Section 7. The President of the Chapter is ex-officio a member of each Committee, with vote, except the Nominations Committee.


Section 1. The Chapter will send not more than three members to the Assembly of Delegates at least once in three years, in conformance with Article II-2-C of the Constitution of the Society and Bylaw III-1-B of the Society. Delegates will be active members, not excluding officers, appointed by the President.


Section 1. The Chapter shall hold at least four regular meetings each year, at times and places designated by the Executive Committee.

Section 2. Special meetings of the Chapter may be called by the Executive Committee, or at the written request of 25 members of the Chapter or one-fourth of the membership, whichever number is smaller. The notices of special meetings shall state the exact nature of the business to be transacted and no other business shall be carried on at such meetings.

Section 3. A quorum for the transaction of business at any meeting of the Chapter shall consist of 15 members or one-fourth of the membership whichever number is larger.

Section 4. Each Committee shall meet at the call of its Chair or Convener, with due advance notice being given to the Members of the Committee.

Section 5. A majority of the members of a given Committee shall constitute a quorum for the transaction of business, with approval of any action or motion requiring the assent of a majority of all members of the Committee, present or not.

Section 6. Robert’s Rules of Order, Revised, shall govern the conduct of all meetings, except where superseded by the Bylaws of the Chapter or the Constitution and By-laws of the Society.


Section 1. Regular national dues are billed directly to, and collected from, each Member and Associate Member of the Chapter by the Society (at National Headquarters).
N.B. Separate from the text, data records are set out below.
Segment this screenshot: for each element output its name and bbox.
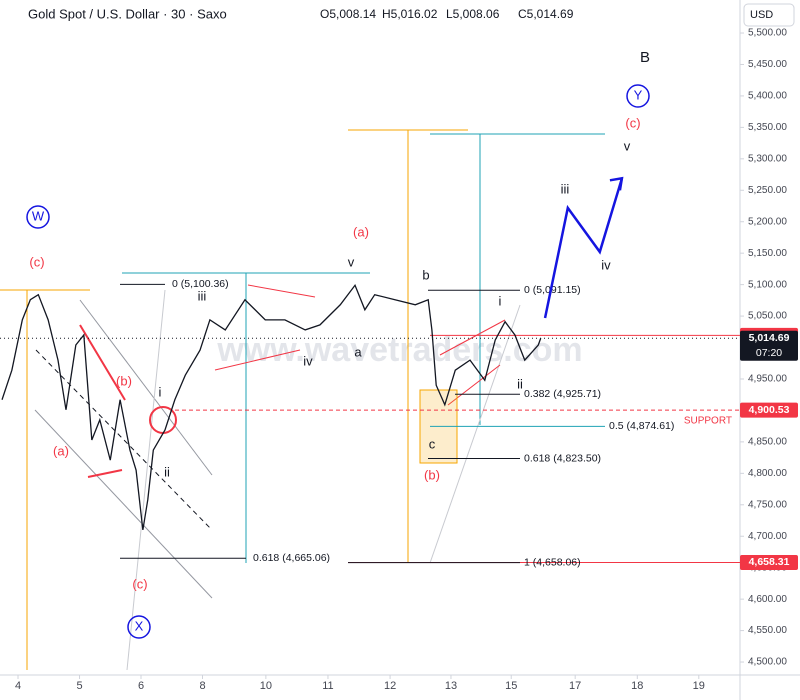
wave-label: W xyxy=(32,208,45,223)
price-tag-label: 4,658.31 xyxy=(749,556,790,568)
y-tick-label: 5,450.00 xyxy=(748,59,787,70)
watermark: www.wavetraders.com xyxy=(216,331,582,369)
wave-label: iii xyxy=(198,288,207,303)
x-tick-label: 10 xyxy=(260,680,272,692)
wave-label: i xyxy=(499,293,502,308)
currency[interactable]: USD xyxy=(750,9,773,21)
wave-label: iv xyxy=(601,257,611,272)
x-tick-label: 13 xyxy=(445,680,457,692)
ohlc: C5,014.69 xyxy=(518,7,574,21)
wave-label: v xyxy=(348,254,355,269)
y-tick-label: 5,500.00 xyxy=(748,28,787,39)
y-tick-label: 4,550.00 xyxy=(748,625,787,636)
fib-label: 0.5 (4,874.61) xyxy=(609,420,674,432)
y-tick-label: 4,850.00 xyxy=(748,437,787,448)
wave-label: iii xyxy=(561,181,570,196)
x-tick-label: 12 xyxy=(384,680,396,692)
x-tick-label: 8 xyxy=(199,680,205,692)
currency-button[interactable] xyxy=(743,3,795,27)
ohlc: O5,008.14 xyxy=(320,7,376,21)
price-tag xyxy=(740,554,798,570)
wave-label: a xyxy=(354,344,362,359)
x-tick-label: 18 xyxy=(631,680,643,692)
y-tick-label: 5,300.00 xyxy=(748,153,787,164)
support-label: SUPPORT xyxy=(684,416,732,427)
wave-label: (c) xyxy=(29,254,44,269)
wave-label: b xyxy=(422,267,429,282)
x-tick-label: 17 xyxy=(569,680,581,692)
fib-label: 0.618 (4,823.50) xyxy=(524,452,601,464)
wave-label: (b) xyxy=(116,373,132,388)
fib-label: 0.382 (4,925.71) xyxy=(524,388,601,400)
wave-label: ii xyxy=(164,464,170,479)
fib-label: 0 (5,100.36) xyxy=(172,278,229,290)
y-tick-label: 5,050.00 xyxy=(748,311,787,322)
wave-circle xyxy=(626,84,650,108)
wave-label: iv xyxy=(303,353,313,368)
y-tick-label: 5,200.00 xyxy=(748,216,787,227)
fib-label: 1 (4,658.06) xyxy=(524,556,581,568)
x-tick-label: 15 xyxy=(505,680,517,692)
y-tick-label: 5,100.00 xyxy=(748,279,787,290)
wave-label: v xyxy=(624,138,631,153)
y-tick-label: 4,950.00 xyxy=(748,374,787,385)
wave-label: X xyxy=(135,618,144,633)
projection xyxy=(543,177,624,319)
y-tick-label: 4,800.00 xyxy=(748,468,787,479)
price-line-series xyxy=(1,283,542,531)
y-tick-label: 4,700.00 xyxy=(748,531,787,542)
wave-label: Y xyxy=(634,87,643,102)
y-tick-label: 4,500.00 xyxy=(748,657,787,668)
wave-label: (b) xyxy=(424,467,440,482)
y-tick-label: 5,250.00 xyxy=(748,185,787,196)
wave-label: i xyxy=(159,384,162,399)
wave-circle xyxy=(26,205,50,229)
price-tag xyxy=(740,330,798,361)
price-tag-label: 4,900.53 xyxy=(749,404,790,416)
symbol: Gold Spot / U.S. Dollar · 30 · Saxo xyxy=(28,6,227,21)
wave-label: ii xyxy=(517,376,523,391)
arrow-head xyxy=(609,176,624,191)
ohlc: H5,016.02 xyxy=(382,7,438,21)
wave-label: (a) xyxy=(353,224,369,239)
wave-label: (c) xyxy=(132,576,147,591)
wave-label: (c) xyxy=(625,115,640,130)
wave-circle xyxy=(127,615,151,639)
price-tag-label: 5,014.69 xyxy=(749,332,790,344)
x-tick-label: 11 xyxy=(322,680,333,692)
wave-label: B xyxy=(640,49,650,66)
y-tick-label: 4,750.00 xyxy=(748,499,787,510)
fib-label: 0.618 (4,665.06) xyxy=(253,552,330,564)
y-tick-label: 5,400.00 xyxy=(748,91,787,102)
x-tick-label: 6 xyxy=(138,680,144,692)
x-tick-label: 4 xyxy=(15,680,21,692)
wave-label: (a) xyxy=(53,443,69,458)
y-tick-label: 5,350.00 xyxy=(748,122,787,133)
y-tick-label: 5,150.00 xyxy=(748,248,787,259)
ohlc: L5,008.06 xyxy=(446,7,500,21)
x-tick-label: 5 xyxy=(76,680,82,692)
x-tick-label: 19 xyxy=(693,680,705,692)
wave-label: c xyxy=(429,436,436,451)
y-tick-label: 4,600.00 xyxy=(748,594,787,605)
price-tag xyxy=(740,402,798,418)
countdown: 07:20 xyxy=(756,347,782,359)
fib-label: 0 (5,091.15) xyxy=(524,284,581,296)
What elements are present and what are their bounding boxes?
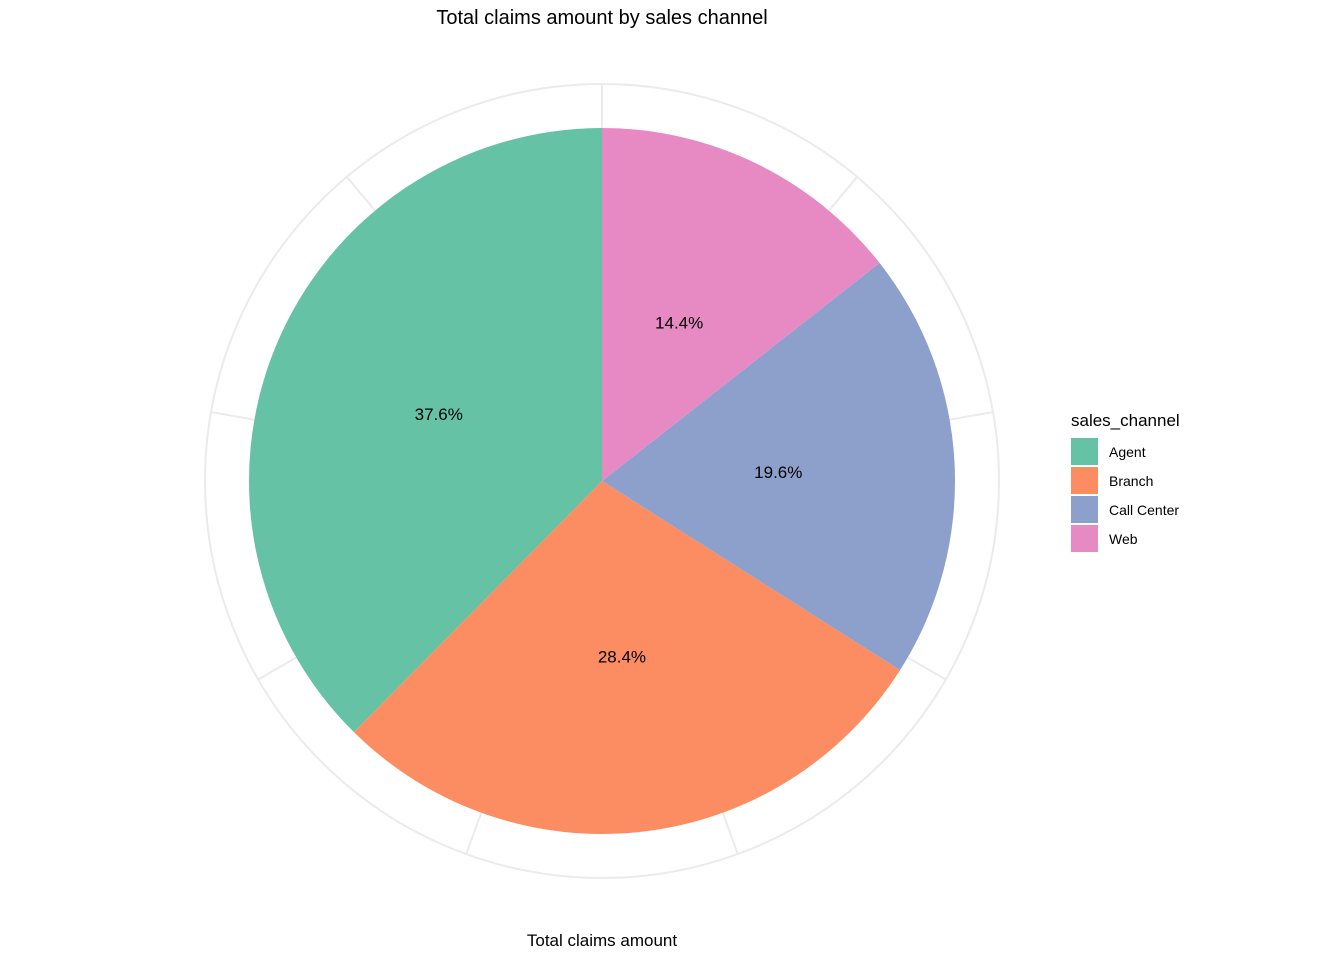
pie-slice-call-center (602, 262, 955, 671)
legend-swatch (1071, 496, 1098, 523)
grid-tick (257, 656, 297, 681)
legend-label: Web (1109, 531, 1138, 547)
grid-tick (721, 812, 739, 855)
legend-label: Call Center (1109, 502, 1179, 518)
legend-item-branch: Branch (1071, 467, 1153, 494)
pie-slice-web (602, 128, 880, 481)
pie-slice-labels: 37.6% 28.4% 19.6% 14.4% (415, 313, 803, 666)
grid-tick (949, 411, 994, 421)
legend-item-call-center: Call Center (1071, 496, 1179, 523)
grid-tick (907, 656, 947, 681)
legend-item-web: Web (1071, 525, 1138, 552)
chart-title: Total claims amount by sales channel (436, 7, 767, 29)
slice-label-agent: 37.6% (415, 405, 463, 424)
legend-items: Agent Branch Call Center Web (1071, 438, 1179, 552)
grid-tick (465, 812, 483, 855)
polar-grid (204, 83, 1000, 879)
grid-tick (828, 176, 858, 212)
slice-label-call-center: 19.6% (754, 463, 802, 482)
legend-label: Branch (1109, 473, 1153, 489)
pie-slice-agent (249, 128, 602, 733)
legend-swatch (1071, 525, 1098, 552)
legend-label: Agent (1109, 444, 1146, 460)
pie-slice-branch (353, 481, 901, 834)
grid-tick (210, 411, 255, 421)
legend-item-agent: Agent (1071, 438, 1146, 465)
slice-label-web: 14.4% (655, 313, 703, 332)
pie-slices (249, 128, 955, 834)
legend: sales_channel Agent Branch Call Center Web (1071, 411, 1180, 552)
legend-swatch (1071, 438, 1098, 465)
legend-title: sales_channel (1071, 411, 1180, 430)
legend-swatch (1071, 467, 1098, 494)
x-axis-label: Total claims amount (527, 931, 678, 950)
grid-tick (346, 176, 376, 212)
slice-label-branch: 28.4% (598, 647, 646, 666)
A percentage of the national dues which is determined by vote of the Assembly of Delegates is returned directly to the Chapter as local support.

Section 2. On recommendation of the Executive Committee, and approval of the Chapter at a proper meeting, additional local dues may be levied to be billed and collected locally by the Secretary-Treasurer, or, preferably, billed and collected by the Society (at National Headquarters) for return to the Chapter.

Section 3. Any inactive (non dues-paying) member of the Society may become active by simply paying the current year’s dues.


These Bylaws may be amended by a two-thirds vote of the Members present at a proper meeting of the Chapter, provided each such amendment has been approved by the Executive Committee and made known in writing to all Members of the Chapter at least one month preceding the meeting at which the amendments are to be voted upon.


Upon dissolution of the Chapter, any assets remaining thereafter shall be conveyed to Sigma Xi, The Scientific Research Society of North America, Incorporated, or to another existing organization dedicated to a similar object, provided such other organization is tax-exempt under Section 501 © of the U. S. Internal Revenue Code of 1954 as amended.